Predictive analytics turns the data you already collect into forward-looking decisions — forecasting demand, flagging at-risk customers, and prioritizing where to spend time and budget. For SMEs, it's one of the highest-leverage uses of existing data.
What predictive analytics is
Predictive analytics uses historical data and machine learning to estimate future outcomes. Where a dashboard tells you last month's sales, a predictive model estimates next month's — and how confident it is.

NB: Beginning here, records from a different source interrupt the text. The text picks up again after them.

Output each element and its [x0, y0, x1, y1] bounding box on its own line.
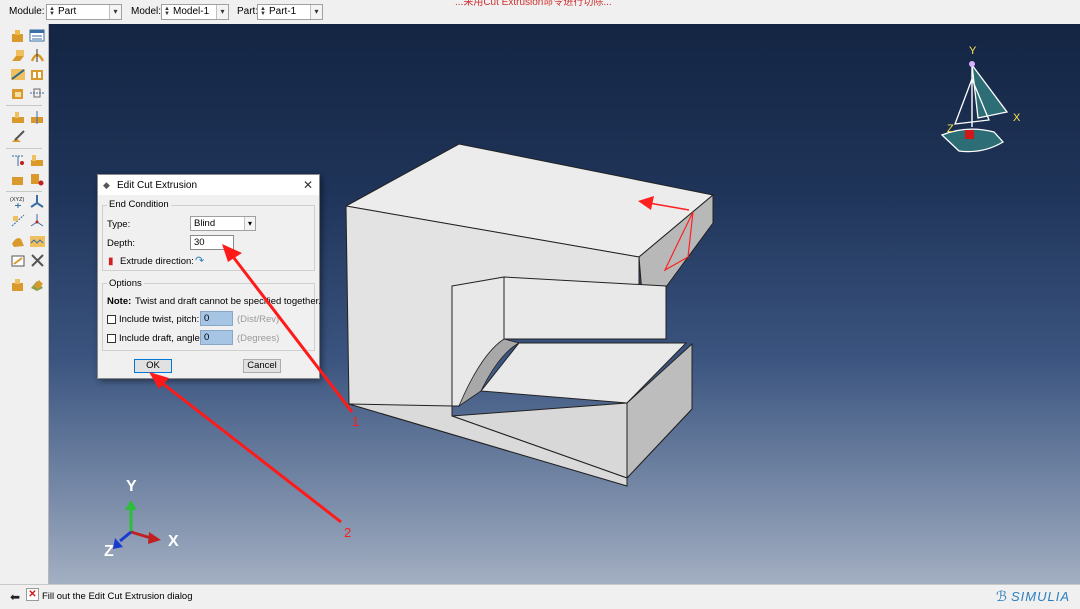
- tools-icon[interactable]: [10, 234, 27, 249]
- extrude-direction-label: Extrude direction:: [120, 256, 194, 267]
- cancel-procedure-icon[interactable]: ✕: [26, 588, 39, 601]
- type-value: Blind: [194, 218, 216, 229]
- partial-caption-text: ...采用Cut Extrusion命令进行切除...: [455, 0, 612, 8]
- draft-value: 0: [204, 332, 210, 343]
- repair-icon[interactable]: [29, 194, 46, 209]
- close-icon[interactable]: ✕: [303, 178, 313, 192]
- dialog-title: Edit Cut Extrusion: [117, 180, 198, 191]
- xyz-point-icon[interactable]: [29, 153, 46, 168]
- set-icon[interactable]: [10, 129, 27, 144]
- options-label: Options: [107, 278, 144, 289]
- module-select[interactable]: ▲ ▼ Part ▾: [46, 4, 122, 20]
- triad-z-label: Z: [104, 543, 114, 560]
- part-manager-icon[interactable]: [29, 28, 46, 43]
- depth-value: 30: [194, 237, 205, 248]
- spin-icon: ▲ ▼: [49, 6, 55, 17]
- triad-y-label: Y: [126, 478, 137, 495]
- draft-unit: (Degrees): [237, 333, 280, 344]
- annotation-label-1: 1: [352, 414, 360, 429]
- svg-text:(XYZ): (XYZ): [10, 197, 25, 203]
- model-label: Model:: [131, 6, 162, 17]
- coordinate-triad-icon: [113, 500, 161, 549]
- twist-value: 0: [204, 313, 210, 324]
- spin-icon: ▲ ▼: [164, 6, 170, 17]
- note-text: Twist and draft cannot be specified toge…: [135, 296, 321, 307]
- part-toolbox: (XYZ): [0, 24, 49, 584]
- annotation-label-2: 2: [344, 525, 352, 540]
- part-label: Part:: [237, 6, 259, 17]
- blend-icon[interactable]: [29, 86, 46, 101]
- view-cube-y-label: Y: [969, 45, 977, 57]
- part-copy-icon[interactable]: [10, 253, 27, 268]
- extrude-solid-icon[interactable]: [10, 48, 27, 63]
- cut-extrude-icon[interactable]: [10, 67, 27, 82]
- datum-plane-icon[interactable]: [29, 172, 46, 187]
- draft-angle-input[interactable]: 0: [200, 330, 233, 345]
- view-cube-x-label: X: [1013, 112, 1021, 124]
- draft-label: Include draft, angle:: [119, 333, 203, 344]
- end-condition-label: End Condition: [107, 199, 171, 210]
- depth-input[interactable]: 30: [190, 235, 234, 250]
- dialog-app-icon: ◆: [103, 180, 110, 190]
- dialog-title-bar[interactable]: ◆ Edit Cut Extrusion ✕: [98, 175, 319, 195]
- query-icon[interactable]: [29, 213, 46, 228]
- partition-icon[interactable]: [29, 110, 46, 125]
- chevron-down-icon[interactable]: ▾: [216, 5, 228, 19]
- chevron-down-icon[interactable]: ▾: [109, 5, 121, 19]
- note-bold-label: Note:: [107, 296, 132, 307]
- model-select[interactable]: ▲ ▼ Model-1 ▾: [161, 4, 229, 20]
- twist-pitch-input[interactable]: 0: [200, 311, 233, 326]
- chevron-down-icon[interactable]: ▾: [310, 5, 322, 19]
- shell-icon[interactable]: [10, 86, 27, 101]
- datum-axis-icon[interactable]: [10, 172, 27, 187]
- type-label: Type:: [107, 219, 131, 230]
- cancel-button[interactable]: Cancel: [243, 359, 281, 373]
- status-bar: ⬅ ✕ Fill out the Edit Cut Extrusion dial…: [0, 584, 1080, 609]
- include-draft-checkbox[interactable]: [107, 334, 116, 343]
- model-value: Model-1: [173, 6, 210, 17]
- surface-icon[interactable]: [10, 153, 27, 168]
- part-3d-model[interactable]: [344, 143, 715, 487]
- datum-icon[interactable]: [10, 110, 27, 125]
- feature-manager-icon[interactable]: [29, 234, 46, 249]
- brand-label: SIMULIA: [1011, 589, 1071, 604]
- assembly-icon[interactable]: [29, 277, 46, 292]
- module-value: Part: [58, 6, 77, 17]
- datum-csys-icon[interactable]: (XYZ): [10, 194, 27, 209]
- ok-button[interactable]: OK: [134, 359, 172, 373]
- simulia-logo-icon: ℬ: [996, 588, 1008, 604]
- edit-cut-extrusion-dialog: ◆ Edit Cut Extrusion ✕ End Condition Typ…: [97, 174, 321, 379]
- part-select[interactable]: ▲ ▼ Part-1 ▾: [257, 4, 323, 20]
- depth-label: Depth:: [107, 238, 135, 249]
- wire-icon[interactable]: [10, 213, 27, 228]
- flip-direction-icon[interactable]: ↷: [195, 254, 204, 267]
- extrude-direction-icon: ▮: [108, 256, 114, 267]
- triad-x-label: X: [168, 533, 179, 550]
- twist-label: Include twist, pitch:: [119, 314, 200, 325]
- status-message: Fill out the Edit Cut Extrusion dialog: [42, 591, 193, 602]
- view-cube-icon[interactable]: [940, 61, 1009, 153]
- sweep-solid-icon[interactable]: [29, 67, 46, 82]
- chevron-down-icon[interactable]: ▾: [244, 217, 255, 230]
- twist-unit: (Dist/Rev): [237, 314, 280, 325]
- type-select[interactable]: Blind ▾: [190, 216, 256, 231]
- view-cube-z-label: Z: [947, 123, 954, 135]
- tools-wrench-icon[interactable]: [29, 253, 46, 268]
- back-arrow-icon[interactable]: ⬅: [10, 590, 20, 604]
- revolve-solid-icon[interactable]: [29, 48, 46, 63]
- module-toolbar: ...采用Cut Extrusion命令进行切除... Module: ▲ ▼ P…: [0, 0, 1080, 25]
- spin-icon: ▲ ▼: [260, 6, 266, 17]
- module-label: Module:: [9, 6, 45, 17]
- include-twist-checkbox[interactable]: [107, 315, 116, 324]
- merge-cut-icon[interactable]: [10, 277, 27, 292]
- part-value: Part-1: [269, 6, 297, 17]
- create-part-icon[interactable]: [10, 28, 27, 43]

BI vs predictive analytics
| | Business Intelligence | Predictive Analytics | | --- | --- | --- | | Question | What happened? | What will happen? | | Output | Dashboards, reports | Forecasts, risk scores | | Posture | Reactive | Proactive |
You need both: BI to understand the present, prediction to act on the future.
High-value SME use cases
- Demand forecasting — stock the right inventory; cut both stockouts and overstock.
- Churn prediction — flag customers likely to leave while you can still intervene.
- Revenue & cash-flow forecasting — plan hiring and spend with more confidence.
- Lead scoring — focus sales effort on the prospects most likely to convert.
A practical path from dashboards to forecasting
- Consolidate your data into one clean, consistent source.
- Stand up BI dashboards first — you can't predict what you can't measure.
- Pick one high-value prediction tied to a decision (e.g., next-month demand).
- Start simple, validate against real outcomes, then expand.
You don't need big data to begin — one to two years of clean transactional data is often enough. Consistency beats volume.
Key takeaways
- Predictive analytics forecasts what's next; BI explains what already happened — use both.
- The best first projects are demand forecasting, churn, and cash-flow prediction.
- Data quality and consistency matter more than sheer volume.
- Start with one decision-linked forecast and expand once it proves out.